Thai / English

Thailand/Burma: Support migrant workers



17 Mar 10
Laborstart

In 2004, the Royal Thai Government(RTG) and the Burmese military junta signed a Memorandum of Understanding providing for nationality verification of "illegal" Burmese migrants already working in Thailand so that they could become "legal." The process was never implemented. In late 2008, RTG announced that no migrants would remain "illegally" in Thailand after 28th February 2010. A final 30-day amnesty for unregistered migrants was allowed in July 2009 during which 1 million migrants registered. RTG then announced all registered Burmese migrants in Thailand must undertake nationality verification by means of a complex 13-stage process involving Thai employment offices, the Burmese Embassy in Thailand, the Ministry of Foreign Affairs in Burma and Thailand, and National Verification and Processing Centres in three border crossings in both Burma and Thailand. According to the RTG, all registered Burmese migrants in Thailand have until Feb 28th 2010 to enter nationality verification or face deportation.
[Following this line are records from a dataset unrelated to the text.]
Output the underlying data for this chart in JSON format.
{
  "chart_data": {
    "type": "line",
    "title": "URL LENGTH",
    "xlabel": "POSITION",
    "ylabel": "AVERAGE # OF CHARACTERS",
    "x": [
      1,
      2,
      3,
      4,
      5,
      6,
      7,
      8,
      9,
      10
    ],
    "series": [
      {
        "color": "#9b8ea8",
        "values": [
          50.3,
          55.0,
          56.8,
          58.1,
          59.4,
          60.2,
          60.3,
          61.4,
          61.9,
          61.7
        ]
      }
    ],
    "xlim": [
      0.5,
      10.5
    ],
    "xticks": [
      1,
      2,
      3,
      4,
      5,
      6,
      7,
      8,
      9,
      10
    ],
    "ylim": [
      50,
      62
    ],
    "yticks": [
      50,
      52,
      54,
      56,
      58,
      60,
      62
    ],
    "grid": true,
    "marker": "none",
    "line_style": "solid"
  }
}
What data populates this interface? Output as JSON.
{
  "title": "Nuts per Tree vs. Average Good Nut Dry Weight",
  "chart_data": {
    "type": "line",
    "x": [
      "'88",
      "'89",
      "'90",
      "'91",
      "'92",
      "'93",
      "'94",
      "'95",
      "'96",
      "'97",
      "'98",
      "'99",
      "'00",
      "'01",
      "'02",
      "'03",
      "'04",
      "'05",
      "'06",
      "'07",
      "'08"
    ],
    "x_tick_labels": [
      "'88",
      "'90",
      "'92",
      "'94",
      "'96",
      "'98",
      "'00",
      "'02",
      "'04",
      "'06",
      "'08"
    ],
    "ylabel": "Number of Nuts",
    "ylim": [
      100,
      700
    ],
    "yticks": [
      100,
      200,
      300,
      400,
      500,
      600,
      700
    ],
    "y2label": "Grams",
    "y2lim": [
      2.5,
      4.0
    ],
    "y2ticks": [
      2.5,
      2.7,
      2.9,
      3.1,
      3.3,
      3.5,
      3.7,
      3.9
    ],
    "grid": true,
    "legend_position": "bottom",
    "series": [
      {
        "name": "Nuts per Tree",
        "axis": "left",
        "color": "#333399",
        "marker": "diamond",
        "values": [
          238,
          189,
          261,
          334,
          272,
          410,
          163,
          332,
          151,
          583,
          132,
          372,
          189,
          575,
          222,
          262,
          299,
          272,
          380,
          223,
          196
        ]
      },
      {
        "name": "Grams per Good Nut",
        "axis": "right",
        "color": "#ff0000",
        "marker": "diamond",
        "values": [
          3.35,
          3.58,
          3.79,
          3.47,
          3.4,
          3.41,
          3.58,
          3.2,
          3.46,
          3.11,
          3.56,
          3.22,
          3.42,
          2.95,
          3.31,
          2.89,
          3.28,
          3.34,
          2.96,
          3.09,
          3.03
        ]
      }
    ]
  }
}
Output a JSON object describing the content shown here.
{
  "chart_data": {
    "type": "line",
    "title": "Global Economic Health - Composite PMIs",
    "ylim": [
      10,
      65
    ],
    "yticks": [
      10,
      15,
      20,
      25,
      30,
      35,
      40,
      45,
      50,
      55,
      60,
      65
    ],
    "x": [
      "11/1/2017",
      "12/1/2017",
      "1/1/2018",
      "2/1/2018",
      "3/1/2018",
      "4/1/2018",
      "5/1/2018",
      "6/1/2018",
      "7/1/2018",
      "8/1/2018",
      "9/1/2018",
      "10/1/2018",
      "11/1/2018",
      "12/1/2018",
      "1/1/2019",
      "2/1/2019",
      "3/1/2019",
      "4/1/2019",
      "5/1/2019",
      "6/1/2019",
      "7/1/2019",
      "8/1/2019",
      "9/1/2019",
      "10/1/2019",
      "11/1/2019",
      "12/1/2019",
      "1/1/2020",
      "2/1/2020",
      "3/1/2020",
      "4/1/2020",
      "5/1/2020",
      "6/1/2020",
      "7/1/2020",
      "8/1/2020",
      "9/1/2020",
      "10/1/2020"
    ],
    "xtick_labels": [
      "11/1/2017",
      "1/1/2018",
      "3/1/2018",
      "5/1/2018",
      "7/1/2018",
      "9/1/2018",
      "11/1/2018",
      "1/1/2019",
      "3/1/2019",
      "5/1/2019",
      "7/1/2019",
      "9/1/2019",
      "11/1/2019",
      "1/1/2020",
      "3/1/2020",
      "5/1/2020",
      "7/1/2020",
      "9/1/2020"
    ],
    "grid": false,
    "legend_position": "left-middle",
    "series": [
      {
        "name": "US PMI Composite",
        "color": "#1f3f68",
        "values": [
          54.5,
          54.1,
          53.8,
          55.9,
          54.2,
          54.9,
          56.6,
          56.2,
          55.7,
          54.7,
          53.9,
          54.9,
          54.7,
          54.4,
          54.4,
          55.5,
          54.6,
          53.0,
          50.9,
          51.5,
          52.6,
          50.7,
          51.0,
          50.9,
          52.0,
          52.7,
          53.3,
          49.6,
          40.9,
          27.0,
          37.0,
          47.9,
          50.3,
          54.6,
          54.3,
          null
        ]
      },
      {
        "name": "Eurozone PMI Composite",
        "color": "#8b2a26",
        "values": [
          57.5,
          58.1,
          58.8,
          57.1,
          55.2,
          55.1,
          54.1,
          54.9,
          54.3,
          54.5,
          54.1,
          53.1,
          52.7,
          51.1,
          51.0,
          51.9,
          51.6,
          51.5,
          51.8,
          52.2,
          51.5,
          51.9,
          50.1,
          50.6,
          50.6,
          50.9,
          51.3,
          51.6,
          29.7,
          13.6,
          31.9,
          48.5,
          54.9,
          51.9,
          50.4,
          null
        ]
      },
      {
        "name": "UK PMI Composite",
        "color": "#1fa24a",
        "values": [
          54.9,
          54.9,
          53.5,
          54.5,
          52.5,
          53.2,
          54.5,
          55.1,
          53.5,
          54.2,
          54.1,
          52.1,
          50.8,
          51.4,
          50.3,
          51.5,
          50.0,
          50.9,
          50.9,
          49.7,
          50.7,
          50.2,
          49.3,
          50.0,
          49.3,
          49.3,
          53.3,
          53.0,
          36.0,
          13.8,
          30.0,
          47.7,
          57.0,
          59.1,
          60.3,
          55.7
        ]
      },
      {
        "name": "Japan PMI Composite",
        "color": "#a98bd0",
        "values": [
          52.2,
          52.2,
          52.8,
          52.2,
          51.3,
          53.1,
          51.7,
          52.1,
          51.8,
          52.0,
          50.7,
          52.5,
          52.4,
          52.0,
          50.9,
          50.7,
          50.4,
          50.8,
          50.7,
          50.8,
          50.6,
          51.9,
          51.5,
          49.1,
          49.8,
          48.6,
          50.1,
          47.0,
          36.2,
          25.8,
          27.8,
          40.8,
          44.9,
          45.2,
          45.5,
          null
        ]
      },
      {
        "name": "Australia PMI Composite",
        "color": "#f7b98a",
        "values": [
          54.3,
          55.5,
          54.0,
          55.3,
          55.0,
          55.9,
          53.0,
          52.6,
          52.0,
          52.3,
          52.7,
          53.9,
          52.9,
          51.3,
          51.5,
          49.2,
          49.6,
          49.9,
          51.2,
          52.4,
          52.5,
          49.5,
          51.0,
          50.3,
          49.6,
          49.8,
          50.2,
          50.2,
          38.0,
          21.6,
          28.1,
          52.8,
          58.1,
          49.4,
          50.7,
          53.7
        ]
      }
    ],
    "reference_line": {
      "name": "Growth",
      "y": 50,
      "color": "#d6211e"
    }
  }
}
Information is spreading in migrant communities on these processes but the RTG has not yet conducted public relations campaigns with migrants, NGOs or labour organisations. Certain ethnic groups, especially Shan and Karen, are increasingly fearful of providing personal information as rumors of negative effects on their families surface once this information reaches the Burmese junta. Rumors are spreading that Burma intends to catch political activists through the process, and Muslims are excluded. The NV process is costly, complicated and not transparent. Some migrant workers, to date, have not started the process due to various reasons from high costs to lack of knowledge of the NV process. RTG's only plan for migrants who do not go through the NV process is deportation.